Hunted

MY MOVEMENTS WERE wooden as I slid down out of the SUV, the frigid air in the parking garage smacking me in the face like a cruel fist. The bitter cold rekindled the ache in my bruised and swollen cheek, making my eyes water. I raised a hand to wipe the back of my glove over my eyes, and winced as the pain in my lip flared back to life. After eight years I’d forgotten how much it sucked to heal like a mundane, injuries lingering for weeks rather than a few days at most.

 

The pills I’d downed before leaving Holbrook’s house were already starting to wear off, and the pain was eating up what little energy I had left. As enjoyable as it had been, our romp on the back deck hadn’t helped much either. I was stuck in a sucky kind of limbo where my lycanthrope metabolism was burning through the painkillers but wasn’t able to help speed my healing. Curling one arm around my ribs, I shuffled along, my breath a hissing wheeze that made me sound as though I’d been smoking a pack a day for thirty years.

 

“You sure you’re up to this?”

 

I looked up from the scuffed toes of my boots to find Holbrook standing close. I hadn’t noticed him come around the vehicle, his hand hovering near my elbow without touching, ready and waiting in case I needed his support. The pills he’d forced down my throat hadn’t been able to insulate me against the pain that throbbed in my ribs every time we hit a bump, but they’d effectually dulled the rest of my senses. If the renewed ache in my chest was anything to go by, I think it was a safe assumption that the trip from his house had been filled with nothing but potholes.

 

While his doting white knight act was sweet and should have made my toes curl with giddy schoolgirl affection, I instead bristled at needing his help in the first place. It was unfair of me to resent him seeing me vulnerable, but I’d had to be self-sufficient for so long that it was hard for me to admit that I wasn’t quite as much of a badass as I’d believed. It was jarring and disconcerting to realize that the painkillers had dulled my senses and muddled my mind to the extent that he could sidle up on me so easily, however unintentional it might have been. My thoughts were foggy, and I felt out of touch with my senses, but I doubted that I’d be able to move much at all without the drugs to smother the pain.

 

“I’m fine.”

 

Ignoring the safety of Holbrook’s proffered hand, I continued to shuffle my way towards the door leading into the building. Although it was no more than twenty feet or so from the SUV, I was already breathless and covered in a sheen of sweat by the time we reached the door.

 

I guess whatever Alyssa pumped me full of last night has finally run its course.

 

Under the guise of waiting for Holbrook to fish his security badge out of his pocket, I leaned back against the wall, the chill from the concrete bricks seeping through my borrowed coat and shirt to cool my clammy skin. My head was spinning from the exertion of walking the short distance, my mouth flooded with saliva as I fought off a wave of nausea. I regretted the coffee I had nursed on our drive over, the giant cup of Starbucks churning like acid in my stomach.

 

Refusing to let the pain win and send me running off with my tail between my legs, I clenched my jaw against the desire to whimper like a wounded pup. I almost sagged in relief when the door buzzed and he pulled it open, releasing a flood of warm air that eased some of the chill in my cheeks.

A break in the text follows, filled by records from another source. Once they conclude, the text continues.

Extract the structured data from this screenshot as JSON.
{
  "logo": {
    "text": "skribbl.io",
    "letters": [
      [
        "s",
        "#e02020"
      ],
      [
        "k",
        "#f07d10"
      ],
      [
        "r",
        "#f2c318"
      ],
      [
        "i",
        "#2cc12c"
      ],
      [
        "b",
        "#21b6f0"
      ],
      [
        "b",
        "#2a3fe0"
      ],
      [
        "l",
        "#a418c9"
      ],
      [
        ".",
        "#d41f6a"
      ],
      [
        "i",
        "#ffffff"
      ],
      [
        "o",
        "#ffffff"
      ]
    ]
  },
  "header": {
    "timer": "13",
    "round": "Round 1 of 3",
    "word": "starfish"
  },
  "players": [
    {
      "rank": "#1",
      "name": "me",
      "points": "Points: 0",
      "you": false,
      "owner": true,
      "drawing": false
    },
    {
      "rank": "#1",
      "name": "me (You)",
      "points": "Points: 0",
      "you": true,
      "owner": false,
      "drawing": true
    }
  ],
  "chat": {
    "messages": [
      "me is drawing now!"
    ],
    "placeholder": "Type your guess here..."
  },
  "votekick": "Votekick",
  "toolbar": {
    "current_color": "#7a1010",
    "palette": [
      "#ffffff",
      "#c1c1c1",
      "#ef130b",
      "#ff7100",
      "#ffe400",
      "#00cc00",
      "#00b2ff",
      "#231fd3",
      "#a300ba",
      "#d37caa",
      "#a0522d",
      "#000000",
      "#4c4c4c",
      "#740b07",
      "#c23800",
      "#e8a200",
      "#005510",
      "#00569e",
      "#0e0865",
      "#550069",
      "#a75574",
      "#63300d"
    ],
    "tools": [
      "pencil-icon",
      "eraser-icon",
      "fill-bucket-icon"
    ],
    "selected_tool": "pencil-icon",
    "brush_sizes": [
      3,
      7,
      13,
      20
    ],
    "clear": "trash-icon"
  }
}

I pushed away from the wall with a grunt and ambled through the door as fast as my shaking legs could carry me.

 

I followed Holbrook’s familiar silhouette in a daze, tracking him by the ever present eddy of crackling energy that he left in his wake as much as the scent of his skin. I came to a swaying stop and was surprised to see that we were standing in the doorway of Santos’s office. Somewhere between the parking garage and the division chief’s office my brain had checked out, leaving me disoriented and confused. I wobbled on my feet for a moment, and reached out for the door frame to steady myself, trying to ignore the tremble in my hands and the sweat that slicked my palms.

 

Crap on a cracker, that’s not good, I thought, struggling to clear some of the fogginess from my mind while wiping my hands off on my jeans.

 

Considering that I had a psychotic werewolf on my tail, and had added an FBI agent to the list of people that wanted to see me dead, my lack of focus wasn’t a good thing. Blinking rapidly as if the action could help to brush away the cobwebs, my gaze settled on Santos and I was struck by the barely restrained anger radiating from him.

 

He seemed to loom larger than the last time I’d seen him, the muscles in his shoulders straining against the cotton of his shirt, his hands curled into fists at his sides. Looking closer, I could see a thick vein in his neck pulsing furiously. A bitter smell, like stale coffee sizzling on a red hot stove, rolled off him in waves, and it took a tremendous amount of effort not to wilt beneath the weight of his stare.

 

“Excuse my language, Ms. Cray, but where the fuck have you been?” he asked, his face flushed crimson.

 

“I…what?” I floundered, taken aback by his flare of anger.